Souvent, les films marins et plus encore les biopic des explorateurs sont lents et peu passionnants. Reinout Oerlemans arrive avec subtilité le pari de raconter une terrible histoire avec une densité intrigante et à nous plonger au cœur de l’aventure. Il s’est inspiré des carnets de notes de Gerrit de Veer sur la dernière expédition en 1597 de Willem Barents.
Alors libéré de l’occupation espagnole, les Pays Bas cherchent de nouvelles routes maritimes pour se rendre aux Indes comme l’avait fait un siècle plus tôt Christophe Colomb qui trouva les Amériques. Pour ne pas croiser le Portugal tombé entre les mains espagnole, Barents tente la route du nord de la Russie. Le jeune Gerrit de Veer, peu fortuné est éperdument amoureux de Catharina Plancius, fille du riche Petrus Plancius, célèbre prédicateur polémiste, mais surtout astronome, cartographe et géographe, et président de sociétés commerciales. Gerrit réussit à se faire engager sur le navire de Barents en espérant revenir auréolé de succès et de fortune pour épouser sa belle qui lui a promis de l’attendre. L’expédiation file sur les flots vers un destin tragique.

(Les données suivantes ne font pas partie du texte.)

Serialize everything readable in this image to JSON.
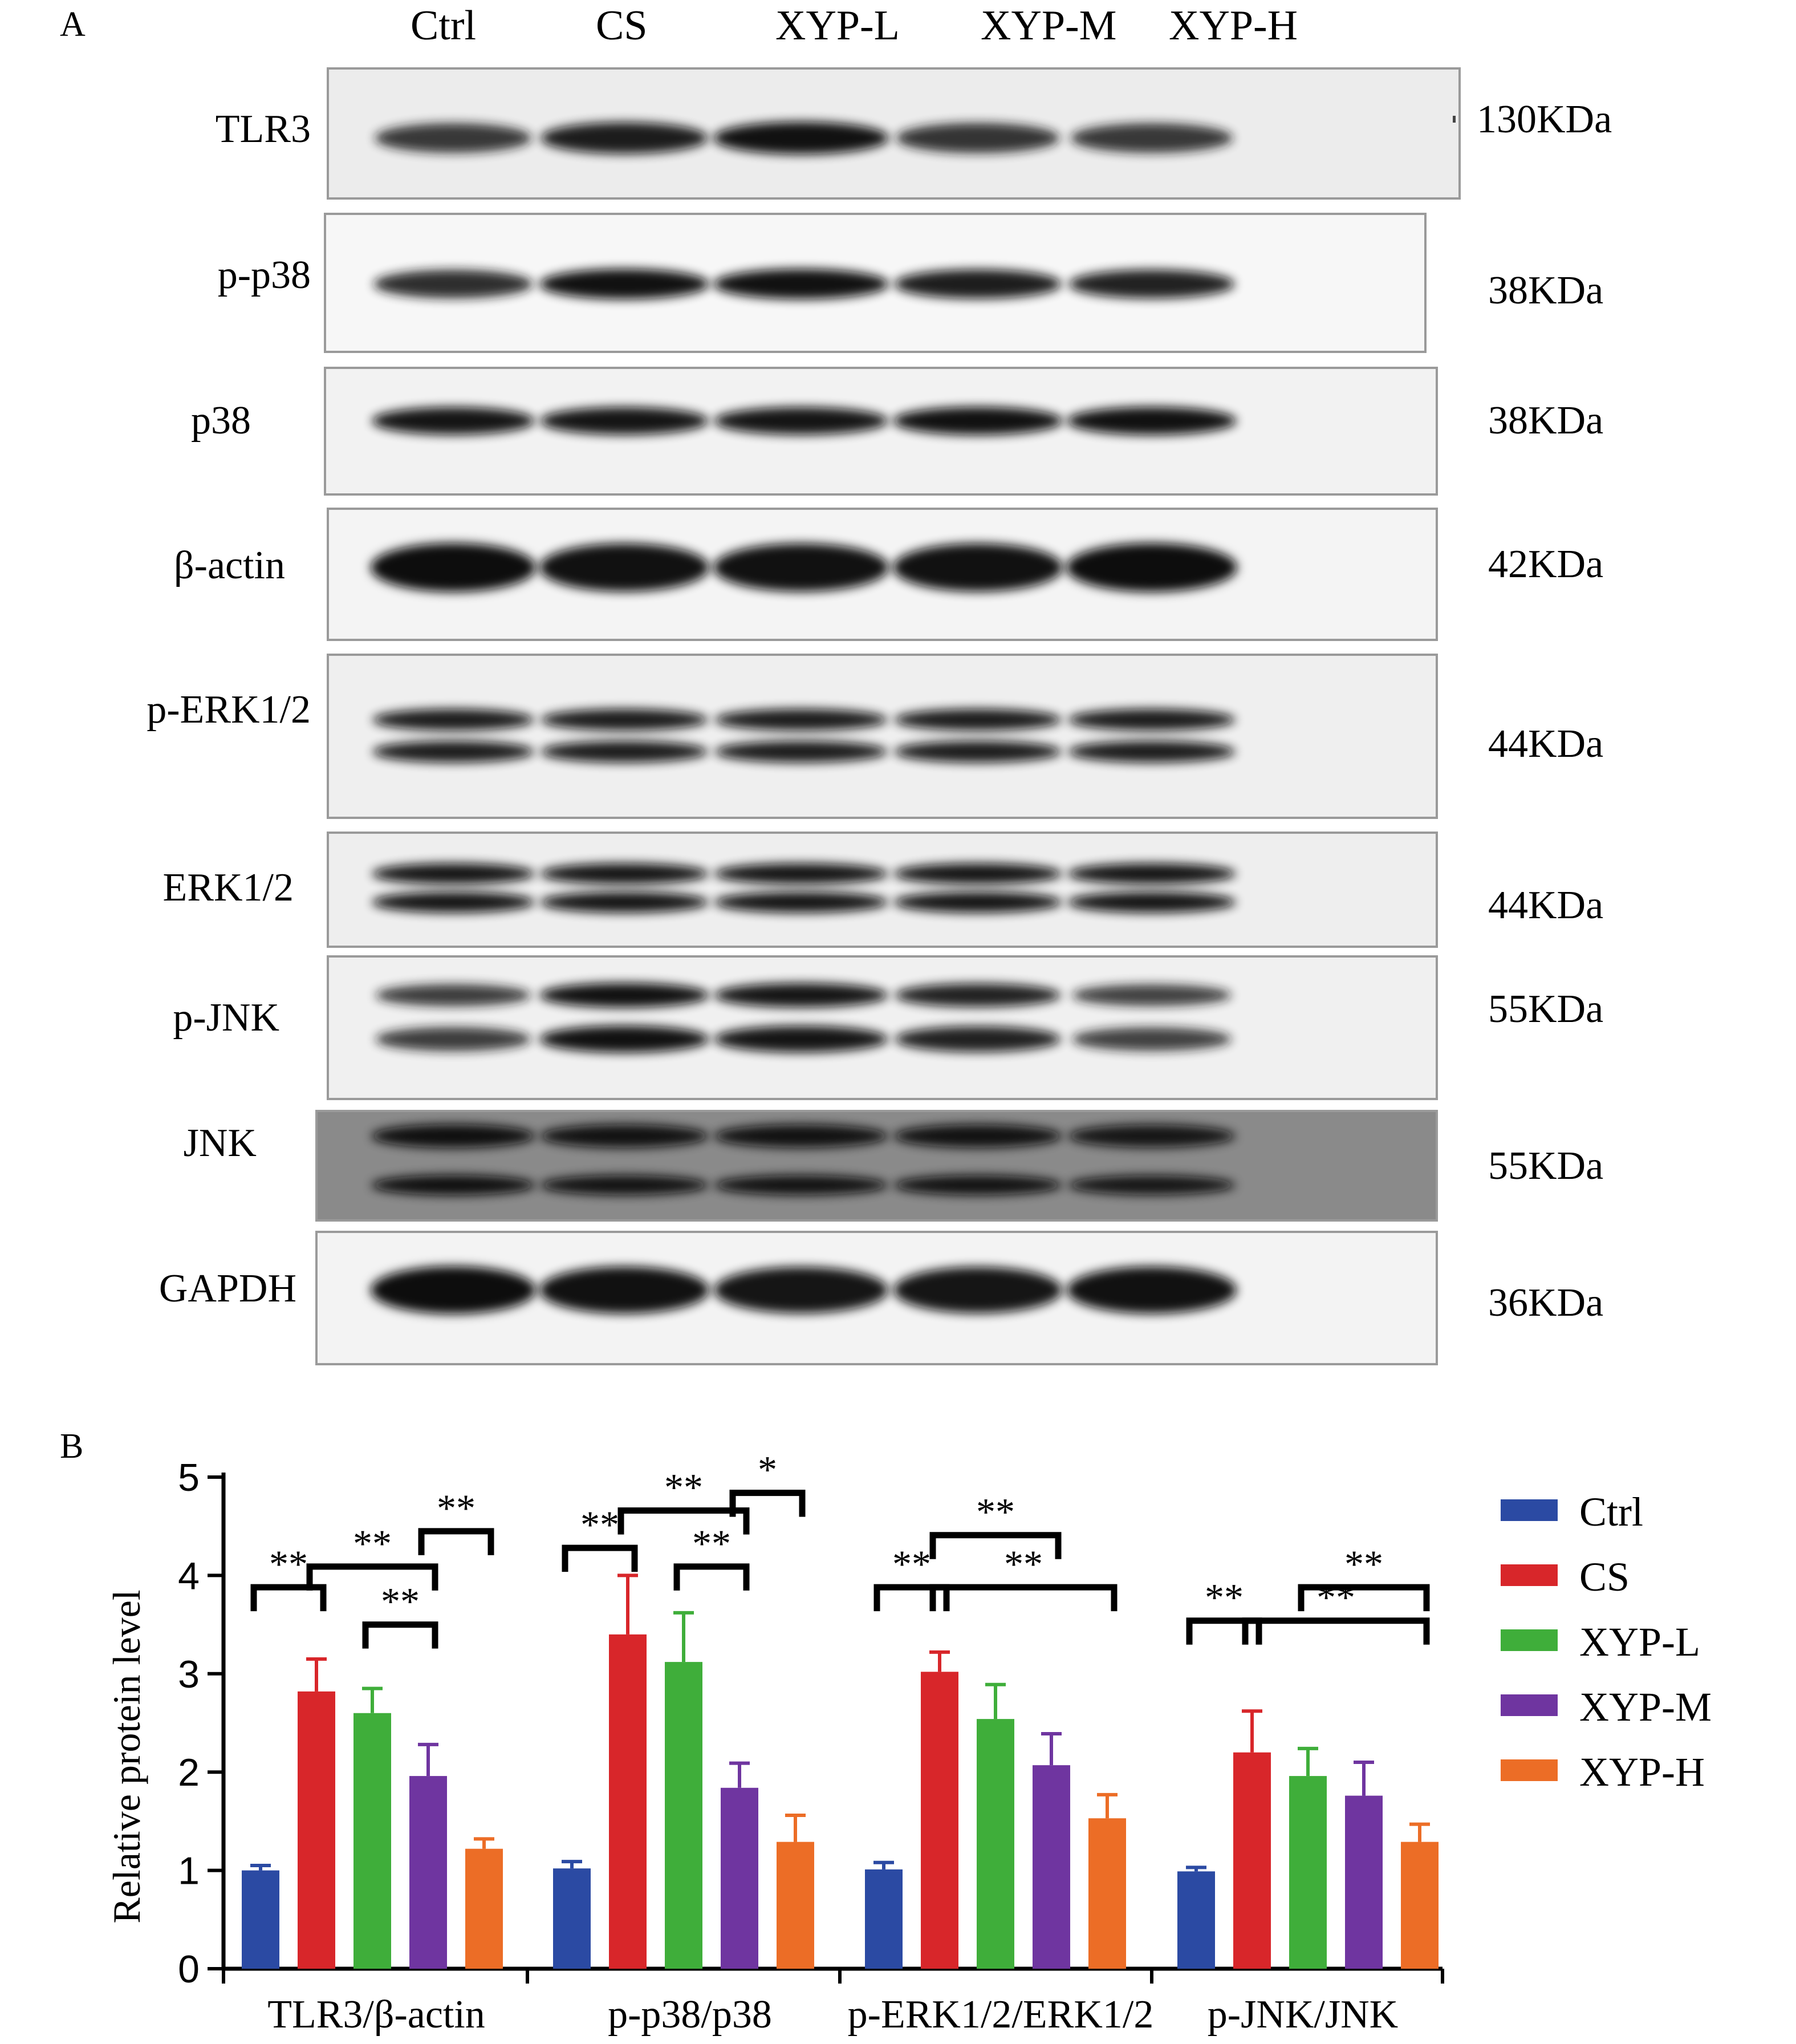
{
  "panel_a": {
    "label": "A",
    "lanes": [
      "Ctrl",
      "CS",
      "XYP-L",
      "XYP-M",
      "XYP-H"
    ],
    "rows": [
      {
        "protein": "TLR3",
        "kda": "130KDa"
      },
      {
        "protein": "p-p38",
        "kda": "38KDa"
      },
      {
        "protein": "p38",
        "kda": "38KDa"
      },
      {
        "protein": "β-actin",
        "kda": "42KDa"
      },
      {
        "protein": "p-ERK1/2",
        "kda": "44KDa"
      },
      {
        "protein": "ERK1/2",
        "kda": "44KDa"
      },
      {
        "protein": "p-JNK",
        "kda": "55KDa"
      },
      {
        "protein": "JNK",
        "kda": "55KDa"
      },
      {
        "protein": "GAPDH",
        "kda": "36KDa"
      }
    ]
  },
  "panel_b": {
    "label": "B"
  },
  "chart_data": {
    "type": "bar",
    "ylabel": "Relative protein level",
    "ylim": [
      0,
      5
    ],
    "yticks": [
      0,
      1,
      2,
      3,
      4,
      5
    ],
    "categories": [
      "TLR3/β-actin",
      "p-p38/p38",
      "p-ERK1/2/ERK1/2",
      "p-JNK/JNK"
    ],
    "legend_position": "right",
    "series": [
      {
        "name": "Ctrl",
        "color": "#2b4aa3",
        "values": [
          1.0,
          1.02,
          1.01,
          0.99
        ],
        "errors": [
          0.05,
          0.07,
          0.07,
          0.04
        ]
      },
      {
        "name": "CS",
        "color": "#d8262a",
        "values": [
          2.82,
          3.4,
          3.02,
          2.2
        ],
        "errors": [
          0.33,
          0.6,
          0.2,
          0.42
        ]
      },
      {
        "name": "XYP-L",
        "color": "#3fae3a",
        "values": [
          2.6,
          3.12,
          2.54,
          1.96
        ],
        "errors": [
          0.25,
          0.5,
          0.35,
          0.28
        ]
      },
      {
        "name": "XYP-M",
        "color": "#6f35a0",
        "values": [
          1.96,
          1.84,
          2.07,
          1.76
        ],
        "errors": [
          0.32,
          0.25,
          0.32,
          0.34
        ]
      },
      {
        "name": "XYP-H",
        "color": "#ec6d26",
        "values": [
          1.22,
          1.29,
          1.53,
          1.29
        ],
        "errors": [
          0.1,
          0.27,
          0.24,
          0.18
        ]
      }
    ],
    "significance": [
      {
        "group": 0,
        "from": 0,
        "to": 1,
        "label": "**",
        "y": 3.88
      },
      {
        "group": 0,
        "from": 1,
        "to": 3,
        "label": "**",
        "y": 4.09
      },
      {
        "group": 0,
        "from": 2,
        "to": 3,
        "label": "**",
        "y": 3.5
      },
      {
        "group": 0,
        "from": 3,
        "to": 4,
        "label": "**",
        "y": 4.45
      },
      {
        "group": 1,
        "from": 0,
        "to": 1,
        "label": "**",
        "y": 4.28
      },
      {
        "group": 1,
        "from": 1,
        "to": 3,
        "label": "**",
        "y": 4.66
      },
      {
        "group": 1,
        "from": 2,
        "to": 3,
        "label": "**",
        "y": 4.09
      },
      {
        "group": 1,
        "from": 3,
        "to": 4,
        "label": "*",
        "y": 4.84
      },
      {
        "group": 2,
        "from": 0,
        "to": 1,
        "label": "**",
        "y": 3.88
      },
      {
        "group": 2,
        "from": 1,
        "to": 4,
        "label": "**",
        "y": 3.88
      },
      {
        "group": 2,
        "from": 1,
        "to": 3,
        "label": "**",
        "y": 4.41
      },
      {
        "group": 3,
        "from": 0,
        "to": 1,
        "label": "**",
        "y": 3.54
      },
      {
        "group": 3,
        "from": 1,
        "to": 4,
        "label": "**",
        "y": 3.54
      },
      {
        "group": 3,
        "from": 2,
        "to": 4,
        "label": "**",
        "y": 3.88
      }
    ]
  }
}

J’ai beaucoup aimé le ton imprimé sur une histoire qui sans grands éclats ou actions, arrive à nous captiver par de menus détails qui prennent leur importance dans la reconstitution d’une époque, des moeurs sociales et maritimes. La vie à bord ne devait pas être particulièrement sympa, tant dans les activités, les aléas de la mer et des vents, et les relations entre marins confinés dans un espace clos entouré d’étendues immenses propices à la claustrophobie et la violence insane. Loin de s’ennuyer, l’angoisse du danger qu’apporte le froid glacial, de la glace qui enserre le navire, et tient prisonniers les marins menacés par les prédateurs, par la faim et la maladie, et cette longue période de nuit permanente. Sans oublier la bêtise d’analphabètes qui mettent en danger les écrits de Gerrit. Et puis bien sûr cette belle histoire d’amour que l’on voudrait voir se réaliser. De fait, j’ai accroché à cette passionnante description dans un cadre peu chaleureux, de gris, de froid et de si peu de vie, véritable porte vers l’enfer blanc. Très belle réalisation dans un décor cauchemardesque, qui été le premier film hollandais réalisé en 3D.
Après deux tentatives pour trouver le passage par le nord et un essai infructueux par la côte asiatique, Barents refit une troisième tentative où son navire fut emprisonné par les glaces. Obligé d’attendre le printemps sur l’ile de la Nouvelle-Zemble, ils s’en sortirent pratiquement tous, sauf Barents trop épuisé et malade qui mourut le 20 juin 1597. On donnera son nom au détroit tristement célèbre avec les essais nucléaires soviétiques et les déchets radioactifs dans la mer. Quand à Gerrit de Veer, fils de notaire, est un jeune officier qui tiendra le journal des expéditions de Barents, et sera la première personne à observer et à révéler l'effet Novaya Zemlya -phénomène étrange provoqué par le soleil visible après son coucher très en dessous de la ligne d’horizon, donnant un mirage polaire- mais également le premier a découvrir les effets de l'hypervitaminose provoquée par la consommation de foie des ours polaire. Après avoir fait publier ses journaux de voyages, il ne fit plus entendre parler de lui.
Robert de Hoog est très marquant, face au poignant Derek de Lint (Insensibles) excellent. La très belle Doutzen Kroes est émouvante à souhait, quand Semmy Schilt est puissant, et Jan Decleir (La grande croisade) est impressionnant, ainsi qu’Arend Brandligt et Victor Reinier, Teun Kuilboer et Bas Keijzer.